Commonwealth Games, What Legacy?

Photo credit: Universalis

After the Commonwealth Games success of the home nations including a dramatic win for England’s netball team again Australia and Women’s Rugby Sevens featuring in the games for the first time you would think that there would be a significant legacy to be taken home from the Gold Coast; however, there still appears to be a lack of investment in Women’s Sport. England’s netball team came to a dramatic victory over Australia, claiming the first victory of the Commonwealth Games, however, it has since come to light that the team are facing the loss of their professional contract beyond August 2019. As part of the funding Sport England, an organisation to support grass roots sport contributes three million as part of the 16.9 million England Netball receives. This funding supports the team until the World Cup in Liverpool next year, and from then on the sport must bring in revenue itself no matter how successful the team may be. This would mean that the current team and the sport as a whole would lose it professional abilities and thus the girls would be having to work full time jobs, training less but still trying to compete with other countries that are fully professional.

Netball could not be funded by UK Sport as it is not an Olympic or a Paralympic sport and Sport England’s funding would be concentrated on grass roots level of the sport. The Chief Executive of the governing body, Joanna Adams, had said “people are not ploughing money into women’s sport. Everybody says they are- and there are a few brave brands- but realistically people are talking a good game but not parting with money.” When we consider participation in netball it is the fourth biggest team sport in the country and is the biggest team sport for women. A Sport England spokesman said they with continue funding to “help women of all ages get back into the sport” going on to say, “Sport England’s remit is to help ordinary people get active, and England Netball had always understood this means that we will no longer be able to invest in high-performance sport. We have been supporting England Netball to develop an ambitious commercial programme so they are not reliant on public money.” With a stunning victory at the Commonwealth Games, this has certainly come as a shock to those who were engrossed in England’s Netball games and indeed the Netball competition as a whole, but it calls into question the support women in sport really have.

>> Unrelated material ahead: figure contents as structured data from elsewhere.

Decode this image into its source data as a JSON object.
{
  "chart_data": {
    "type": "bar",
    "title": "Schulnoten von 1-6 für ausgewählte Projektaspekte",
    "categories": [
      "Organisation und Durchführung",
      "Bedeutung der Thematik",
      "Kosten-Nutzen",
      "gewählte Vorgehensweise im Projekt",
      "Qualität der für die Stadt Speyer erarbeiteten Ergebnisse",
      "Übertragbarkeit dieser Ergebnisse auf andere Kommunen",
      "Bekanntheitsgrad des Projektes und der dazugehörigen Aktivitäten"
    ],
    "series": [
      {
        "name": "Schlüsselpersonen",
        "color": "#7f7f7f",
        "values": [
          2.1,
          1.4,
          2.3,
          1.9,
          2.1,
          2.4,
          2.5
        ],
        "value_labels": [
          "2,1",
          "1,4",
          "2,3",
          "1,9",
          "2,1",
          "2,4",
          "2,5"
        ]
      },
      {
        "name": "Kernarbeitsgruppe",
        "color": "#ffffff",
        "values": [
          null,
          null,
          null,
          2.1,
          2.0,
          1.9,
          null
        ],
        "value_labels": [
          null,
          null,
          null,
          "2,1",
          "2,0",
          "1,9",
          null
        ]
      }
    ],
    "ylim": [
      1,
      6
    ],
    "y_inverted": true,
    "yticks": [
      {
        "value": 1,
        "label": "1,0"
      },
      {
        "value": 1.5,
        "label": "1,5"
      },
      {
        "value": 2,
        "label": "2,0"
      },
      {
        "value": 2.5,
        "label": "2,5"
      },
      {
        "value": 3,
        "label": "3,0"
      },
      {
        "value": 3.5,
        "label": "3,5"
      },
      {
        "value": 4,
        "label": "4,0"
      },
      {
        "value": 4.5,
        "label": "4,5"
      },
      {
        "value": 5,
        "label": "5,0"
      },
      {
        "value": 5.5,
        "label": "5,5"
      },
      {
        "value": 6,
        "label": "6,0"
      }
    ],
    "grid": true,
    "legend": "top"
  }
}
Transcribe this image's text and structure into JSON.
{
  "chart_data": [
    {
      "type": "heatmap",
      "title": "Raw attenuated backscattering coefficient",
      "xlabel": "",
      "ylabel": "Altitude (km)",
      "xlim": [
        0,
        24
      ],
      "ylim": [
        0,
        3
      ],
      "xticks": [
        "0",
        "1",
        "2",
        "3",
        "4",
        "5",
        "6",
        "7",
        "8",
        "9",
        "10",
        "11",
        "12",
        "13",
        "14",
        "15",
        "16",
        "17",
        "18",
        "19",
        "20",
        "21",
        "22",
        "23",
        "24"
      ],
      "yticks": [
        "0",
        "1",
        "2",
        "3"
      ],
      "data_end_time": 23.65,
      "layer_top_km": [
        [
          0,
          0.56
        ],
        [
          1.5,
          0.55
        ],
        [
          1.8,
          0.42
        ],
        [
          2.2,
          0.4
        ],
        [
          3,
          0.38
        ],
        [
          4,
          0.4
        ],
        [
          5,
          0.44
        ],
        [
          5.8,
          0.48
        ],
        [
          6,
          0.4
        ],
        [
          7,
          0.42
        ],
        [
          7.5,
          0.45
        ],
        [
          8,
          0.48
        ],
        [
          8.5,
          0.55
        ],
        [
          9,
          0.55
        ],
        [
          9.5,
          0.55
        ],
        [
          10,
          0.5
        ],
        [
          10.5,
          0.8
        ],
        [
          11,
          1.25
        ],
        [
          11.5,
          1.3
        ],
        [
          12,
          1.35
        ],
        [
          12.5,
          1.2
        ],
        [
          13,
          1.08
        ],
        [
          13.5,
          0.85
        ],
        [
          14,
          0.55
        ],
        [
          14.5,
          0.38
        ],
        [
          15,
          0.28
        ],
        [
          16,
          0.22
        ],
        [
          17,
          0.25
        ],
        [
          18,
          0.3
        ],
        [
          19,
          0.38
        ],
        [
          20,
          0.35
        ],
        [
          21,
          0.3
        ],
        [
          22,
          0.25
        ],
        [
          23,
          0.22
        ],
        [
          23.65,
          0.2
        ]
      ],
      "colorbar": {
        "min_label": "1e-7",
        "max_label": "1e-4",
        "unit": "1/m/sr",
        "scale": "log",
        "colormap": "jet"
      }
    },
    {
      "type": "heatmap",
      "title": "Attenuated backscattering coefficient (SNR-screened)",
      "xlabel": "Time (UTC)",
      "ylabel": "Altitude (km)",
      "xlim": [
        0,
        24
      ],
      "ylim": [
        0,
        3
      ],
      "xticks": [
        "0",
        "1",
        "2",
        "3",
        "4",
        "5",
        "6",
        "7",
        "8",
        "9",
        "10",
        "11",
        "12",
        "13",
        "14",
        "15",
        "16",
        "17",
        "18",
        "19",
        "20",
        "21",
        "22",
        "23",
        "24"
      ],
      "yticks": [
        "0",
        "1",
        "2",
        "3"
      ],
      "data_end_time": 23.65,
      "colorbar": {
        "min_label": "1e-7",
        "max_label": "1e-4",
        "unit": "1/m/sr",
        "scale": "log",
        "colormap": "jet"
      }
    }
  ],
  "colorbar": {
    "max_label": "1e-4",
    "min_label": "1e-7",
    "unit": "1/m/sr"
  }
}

Last year the England XV Women’s Rugby team lost their professional contracts in favour of a sevens programme, while the RFU are able to fund both a Men’s XV team and a sevens team. The claim from this was that the women’s game was cyclical, however, it is no more cyclical than the men’s system of sevens and XV’s. With women’s sport appearing to be on the up, many would think that the Commonwealth Games would be a perfect opportunity to grow women’s sport, to increase participation and show the world that there is plenty of amazing sports moments in women’s sport too. However, it appears there is going to be little legacy left from the Commonwealth Games in the home nations, with Women’s sport continuing to struggle across the board. Surely it is about time investment in the women’s game match that of the men’s.